When It Comes to Matters of the Heart, Be True
Remind yourself: You’re not trying to become the next Shakespeare. You’re trying to express your feelings in the most meaningful, personal way you can. Your soon-to-be wife knows who you are: She doesn’t expect you to suddenly burst into song or produce a sonnet in iambic pentameter.
In my opinion, the best vows—in most cases, the best speeches—are straightforward and, above all, honest. So speak directly from the heart. Literally, start by thinking about how you feel about your fiancé or fiancée. Ask yourself the answer to some of the questions below. Write that down. Add in an element of fun, or maybe poignancy, or both. String the most compelling pieces together. Start with a name; end with “I love you.” Are you getting somewhere?
How did I feel before I met [loved one]? (A great moment for truth and poignancy.)
How do I feel now?
What five words best describe [loved one]?
How does [loved one] make me a better person?
What are small but wonderful things I love about [loved one] that only I get to notice every day?
Why am I lucky to have [loved one] in my life?

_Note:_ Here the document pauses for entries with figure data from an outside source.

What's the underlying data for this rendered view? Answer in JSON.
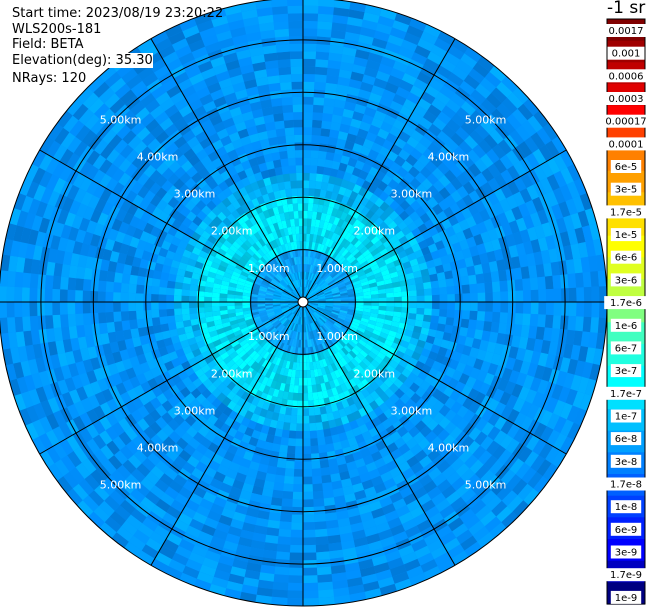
{
  "info": {
    "start_time": "Start time: 2023/08/19 23:20:22",
    "instrument": "WLS200s-181",
    "field": "Field: BETA",
    "elevation": "Elevation(deg): 35.30",
    "nrays": "NRays: 120"
  },
  "chart_data": {
    "type": "heatmap",
    "projection": "polar-ppi",
    "field": "BETA",
    "rays": 120,
    "range_max_km": 5.8,
    "range_rings_km": [
      1,
      2,
      3,
      4,
      5
    ],
    "ring_labels": [
      "1.00km",
      "2.00km",
      "3.00km",
      "4.00km",
      "5.00km"
    ],
    "spoke_step_deg": 30,
    "colorbar": {
      "unit_label": "-1 sr",
      "ticks": [
        "0.0017",
        "0.001",
        "0.0006",
        "0.0003",
        "0.00017",
        "0.0001",
        "6e-5",
        "3e-5",
        "1.7e-5",
        "1e-5",
        "6e-6",
        "3e-6",
        "1.7e-6",
        "1e-6",
        "6e-7",
        "3e-7",
        "1.7e-7",
        "1e-7",
        "6e-8",
        "3e-8",
        "1.7e-8",
        "1e-8",
        "6e-9",
        "3e-9",
        "1.7e-9",
        "1e-9"
      ],
      "colors": [
        "#800000",
        "#a00000",
        "#c00000",
        "#e00000",
        "#ff0000",
        "#ff4000",
        "#ff8000",
        "#ffa000",
        "#ffc000",
        "#ffe000",
        "#ffff00",
        "#e0ff20",
        "#c0ff40",
        "#80ff80",
        "#40ffc0",
        "#20ffe0",
        "#00ffff",
        "#00e0ff",
        "#00c0ff",
        "#00a0ff",
        "#0080ff",
        "#0060ff",
        "#0040ff",
        "#0020ff",
        "#0000ff",
        "#0000c0",
        "#000080"
      ]
    },
    "range_profile": [
      {
        "km_max": 0.6,
        "color": "#00a8ff"
      },
      {
        "km_max": 1.0,
        "color": "#0aa0ff"
      },
      {
        "km_max": 2.0,
        "color": "#00e0ff"
      },
      {
        "km_max": 2.4,
        "color": "#00b4ff"
      },
      {
        "km_max": 5.8,
        "color": "#0090ff"
      }
    ]
  }
}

Why am I lucky [loved one] manages to love me at all when I do this or that? (Here’s an easy opportunity for humor.)
How do I feel about or envision our future together?
Maybe it’s starting to look a little like this?
Max, before I met you, my days seemed to blend into weeks, and weeks into months. Things were good, but something was missing—I didn’t really have that excitement about what was still to come. Then you came into my life, and now I can truly say each moment is a gift. You are full of hope and kindness. You’re generous, intelligent, and so handsome, I still blush when you turn your dark green eyes my way. When we are together, I feel completely confident in myself, and I find myself more enthusiastic about each day because it starts and ends with you. I love the way you make me laugh with your sweet, goofy impressions, and I love the tiny smiles you try to hold back when you’ve landed a really good joke and you know it.
You are my perfect travel companion, my favorite shoulder to cry on when I’ve had a rough day, and the most passionate ice-cream sundae maker I’ve ever known. You don’t even seem to mind my terrible attempts at baking or my inability to keep any houseplant we’ve ever had alive for more than a month. The world is better and brighter when I’m holding your hand–and I feel so incredibly lucky that I get to do it for the rest of our lives. I love you.
Of course, this is just a start. But once you get the key thoughts down, you can rearrange things or play with the language. As you write, don’t hold back because you’re worrying about preconceived notions of what you should and shouldn’t say. For example:
- Don’t worry about being poetic. If the feelings you’re expressing are genuine, the poetry will follow naturally—I promise.
- Don’t worry about clichés. Do you want to say “I love you to the moon and back”? Just say it!
- Don’t worry about your “audience.” They’re just along for the ride; the only person who matters is standing directly opposite you.
- Don’t try to recount the whole tale of how you met. That’s cocktail party and meet-the-relatives fodder; today is all about the highlights.
- Put down the dictionary. If you don’t know what the word means, now is not the time to test it out.
- Put down the thesaurus. Again, your loved one might be extremely emotional, crying, or still nervous from delivering his or her own vows—don’t disguise the sentiment in ten dollar words.
P.S. If you’re still stuck, call for reinforcements.